Marian begins by recounting her dynamic career path, transitioning from fashion editing to interior design. She reflects on her early days in California, her education at USC, and her move to New York to work for prestigious publications like Women's Wear Daily and W. Marian's tenure in Paris placed her amidst legendary designers such as Saint Laurent, Lagerfeld, Kenzo, and Givenchy.
"Fashion was the, I guess, the gateway into design... the mysteries of decoration are pretty profound, don't you think?"
— Marian McEvoy [02:45]
Marian delves into how her extensive time in Europe profoundly shaped her design sensibilities. She emphasizes the contrast between American and European aesthetics, highlighting the latter's centuries-long tradition of living beautifully.
"To this day, it's maybe some of the food I serve, my color preferences, my love of trim, incredible, crazy details."
— Marian McEvoy [03:33]
She appreciates the unbridled enthusiasm and curiosity she and her American colleagues brought to their interactions with European culture, fostering mutual admiration and learning.
Hudson praises Marian's exceptional color sense, particularly her signature palette of black, white, and red. Marian explains her preference for bold, high-contrast colors and the sensuality of red.
"I have recently... started to understand green. And green, of course, is the color of nature."
— Marian McEvoy [06:24]
She discusses her exploration of greens and her enduring love for her favorite palette, adding yellow to her versatile color repertoire.

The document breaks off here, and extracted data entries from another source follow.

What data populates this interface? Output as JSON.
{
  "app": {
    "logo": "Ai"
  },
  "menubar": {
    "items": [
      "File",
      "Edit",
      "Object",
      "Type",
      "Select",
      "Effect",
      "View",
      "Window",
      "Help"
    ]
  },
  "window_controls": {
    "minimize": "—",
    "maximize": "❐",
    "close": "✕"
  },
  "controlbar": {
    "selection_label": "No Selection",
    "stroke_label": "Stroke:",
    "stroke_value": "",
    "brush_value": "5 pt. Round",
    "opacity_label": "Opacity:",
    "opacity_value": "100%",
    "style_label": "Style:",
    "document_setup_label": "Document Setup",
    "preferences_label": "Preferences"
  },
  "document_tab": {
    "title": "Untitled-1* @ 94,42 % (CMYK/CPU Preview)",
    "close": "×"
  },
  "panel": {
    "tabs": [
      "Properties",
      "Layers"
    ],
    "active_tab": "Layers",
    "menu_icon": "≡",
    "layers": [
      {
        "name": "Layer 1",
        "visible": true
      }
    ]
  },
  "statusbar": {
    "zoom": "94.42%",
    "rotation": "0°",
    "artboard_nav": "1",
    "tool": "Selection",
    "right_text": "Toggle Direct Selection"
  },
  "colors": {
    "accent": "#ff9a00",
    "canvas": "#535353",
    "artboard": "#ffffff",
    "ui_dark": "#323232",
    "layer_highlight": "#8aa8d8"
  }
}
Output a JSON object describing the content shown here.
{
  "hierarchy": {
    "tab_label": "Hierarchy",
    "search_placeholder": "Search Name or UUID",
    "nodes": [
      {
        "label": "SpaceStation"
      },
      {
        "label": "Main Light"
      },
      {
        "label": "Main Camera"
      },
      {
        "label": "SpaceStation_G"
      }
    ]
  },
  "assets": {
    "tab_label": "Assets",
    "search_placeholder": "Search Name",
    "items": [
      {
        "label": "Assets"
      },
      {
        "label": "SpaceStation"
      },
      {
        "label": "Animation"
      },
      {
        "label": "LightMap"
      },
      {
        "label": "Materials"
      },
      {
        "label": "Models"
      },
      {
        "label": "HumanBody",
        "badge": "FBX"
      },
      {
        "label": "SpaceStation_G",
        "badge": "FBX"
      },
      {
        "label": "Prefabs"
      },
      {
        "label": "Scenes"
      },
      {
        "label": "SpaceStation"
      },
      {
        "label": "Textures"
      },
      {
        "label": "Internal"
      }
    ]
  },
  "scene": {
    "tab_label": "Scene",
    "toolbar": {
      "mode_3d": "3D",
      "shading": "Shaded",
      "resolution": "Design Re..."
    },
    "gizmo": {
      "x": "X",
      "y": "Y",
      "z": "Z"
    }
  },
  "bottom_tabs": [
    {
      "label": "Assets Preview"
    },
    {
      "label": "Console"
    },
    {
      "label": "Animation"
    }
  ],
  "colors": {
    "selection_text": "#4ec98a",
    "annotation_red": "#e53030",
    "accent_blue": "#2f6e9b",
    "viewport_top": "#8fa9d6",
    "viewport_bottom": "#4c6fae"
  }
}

Marian shares her natural inclination toward hands-on creative work, which led her to embrace craftsmanship later in life. Encouraged by friends and colleagues, she began creating professionally, focusing on collages with pressed leaves and flowers.
"I thought, what, are you crazy? Well, it, it challenged me to do them better... I'm crazy about that."
— Marian McEvoy [09:27]
Her collaboration with Schumacher enabled her to pursue her craft full-time, resulting in a celebrated collection appreciated by many.
Marian advocates for a balanced approach to decorating, emphasizing the importance of merging antiques with contemporary pieces to create a harmonious and contextually appropriate environment.
"If you have nothing antique in your house, you don't care about the past or you don't have a past. If you have nothing contemporary in your house, you have no future."
— Marian McEvoy [07:44]
She stresses that decorating should not be intimidating but rather functional and uplifting, ensuring that spaces are both beautiful and livable.
"Decorating shouldn't be intimidating. It should allow you to move around, sit down, look at it without hating it or being bored by it."
— Marian McEvoy [16:16]
Marian prefers working alone, finding peace and concentration in her cozy Hudson River home. She values the serenity of her craft room and the ability to focus without distractions.
"I have to concentrate. And I love it. Working is my favorite thing."
— Marian McEvoy [14:03]
Despite her solitary work style, Marian enjoys hosting friends occasionally, believing that sharing her beautiful home enhances its warmth and liveliness.
Marian aspires for her work to be recognized for its playfulness, joy, and uplifting qualities. She emphasizes that home design should celebrate life, making everyday spaces beautiful and welcoming.
"I am hopeful again. I'm happiest when I'm working on a project that's heaven on earth to me."
— Marian McEvoy [19:56]
Marian's dedication to creating joyful and functional spaces reflects her belief that good design enriches daily living, ensuring that homes are not just aesthetically pleasing but also sources of happiness and comfort.
Notable Quotes:
Marian McEvoy's journey from fashion editor to craftsperson exemplifies a seamless blend of creativity, passion, and thoughtful design. Her insights offer valuable lessons for both design professionals and enthusiasts seeking to infuse their spaces with beauty and joy.